I used to be a vet tec at a banfield. Even if you don’t do the wellness package, which is a good value if you are doing the teeth cleaning, I believe we only charged around $200 for a dental cleaning. That was 4 years ago, so YMMV, but it was nowhere near the prices you’re getting.
You know what’s great for getting tartar off teeth? Crunching up raw bones. Both my dog’s significant tartat deposits were completely gone by 6 months of a raw diet. You should have seen the look on my vet’s face when he checked their teeth…
Tooth loss in dogs is usually due to advanced periodontal disease (which my older dog had - she hasn’t lost any more teeth since I started her on raw). The gums erode and the teeth just die at the root and fall out, but they don’t crumble and rot the way human teeth do.
Oddly, my girl doesn’t like to chew on a raw bone. Maybe the one I got her was too big, but I got the smallest I could find. She licked out all the marrow, but didn’t chew on it at all.
Elaborate on your dog’s diet. What exactly does it consist of? And what type of bones?
Raw animals in various states of butcherment, mostly ordered frozen from hare-today.com. I’ll buy some supermarket meat sometimes too - chicken backs and thighs, lamb.

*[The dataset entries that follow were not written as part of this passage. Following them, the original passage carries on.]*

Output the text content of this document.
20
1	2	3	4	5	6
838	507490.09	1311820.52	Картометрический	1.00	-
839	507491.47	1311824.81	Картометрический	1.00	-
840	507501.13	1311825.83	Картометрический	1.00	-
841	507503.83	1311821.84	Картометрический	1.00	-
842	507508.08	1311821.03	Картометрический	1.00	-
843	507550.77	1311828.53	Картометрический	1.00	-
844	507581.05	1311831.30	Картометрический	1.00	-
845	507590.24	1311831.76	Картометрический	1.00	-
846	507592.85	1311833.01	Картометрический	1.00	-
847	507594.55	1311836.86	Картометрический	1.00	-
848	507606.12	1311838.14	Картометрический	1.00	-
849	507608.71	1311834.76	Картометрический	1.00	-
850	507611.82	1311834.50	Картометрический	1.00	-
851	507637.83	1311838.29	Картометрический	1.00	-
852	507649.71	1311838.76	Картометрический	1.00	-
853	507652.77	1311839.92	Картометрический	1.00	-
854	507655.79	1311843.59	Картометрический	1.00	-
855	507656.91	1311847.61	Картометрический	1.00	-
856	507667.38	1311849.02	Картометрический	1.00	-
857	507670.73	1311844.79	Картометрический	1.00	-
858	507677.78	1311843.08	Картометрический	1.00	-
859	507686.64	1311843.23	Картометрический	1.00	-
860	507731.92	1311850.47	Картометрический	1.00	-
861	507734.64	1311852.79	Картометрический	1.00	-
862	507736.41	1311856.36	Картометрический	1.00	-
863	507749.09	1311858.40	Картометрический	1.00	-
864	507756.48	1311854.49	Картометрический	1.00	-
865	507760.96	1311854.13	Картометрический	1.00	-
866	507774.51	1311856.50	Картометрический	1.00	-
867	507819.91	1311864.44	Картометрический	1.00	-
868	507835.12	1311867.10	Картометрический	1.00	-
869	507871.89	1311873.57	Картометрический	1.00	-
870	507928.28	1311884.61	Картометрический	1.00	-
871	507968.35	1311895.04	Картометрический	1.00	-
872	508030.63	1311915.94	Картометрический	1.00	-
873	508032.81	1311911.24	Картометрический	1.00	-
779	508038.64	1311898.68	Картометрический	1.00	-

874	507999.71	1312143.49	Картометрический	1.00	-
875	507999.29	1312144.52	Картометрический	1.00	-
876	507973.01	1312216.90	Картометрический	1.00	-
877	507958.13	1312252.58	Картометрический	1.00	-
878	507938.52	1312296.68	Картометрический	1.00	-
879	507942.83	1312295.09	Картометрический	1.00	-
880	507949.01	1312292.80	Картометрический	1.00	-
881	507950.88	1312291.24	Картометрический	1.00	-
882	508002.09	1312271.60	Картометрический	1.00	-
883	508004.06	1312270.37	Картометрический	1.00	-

I feed about half whole, bone-in cuts (mostly cheap ones like rabbit heads and turkey, duck and chicken necks, goat legs) and half ground carcass (they grind the whole animal bones and all except for the intestines, and package in 5 or 30-lb portions). I don’t give additonal organs very often, and I don’t supplement with anything. It’s been around 4 years now they’ve been on this diet. I have three dogs and two cats.
Oh, and I feed them smaller bones, and they crunch them up and swallow every bit. Weight-bearing bones from large animals such as beef marrow bones are what can break teeth, so I only give them to the dogs under supervision. They don’t gnaw on them all that much, they just scrape all the good stuff off and lick out the inside.
I haven’t had to spend a cent on detal care so far, and I credit this diet. Dogs are 13, 10 and nearly 2, and the cats are 3 and 5.
Huh. Quite an interesting website. I keep thinking about how gruesome it would seem to order a bag of rabbit heads.
I have a sister whose dog is on chicken wings, canned pumpkin, rice & some other odds and ends, but there’s not a whole lot of meat in wings.
Dogs can get salmonella infections from raw poultry just like people can.
If you go with a raw diet, I would caution you to do your research to make sure you aren’t missing any major vitamins and to have a system set up so you can deliver consistently nutritious meals at every setting in clean dishes because it is easy to get lazy. Also, please remember that anecdote is not the same thing as data.
Futher more, even if raw diets delay dental disease, I sincerely doubt they can do much to correct dental disease that has already happened. I would caution you to work closely with your veterinarian.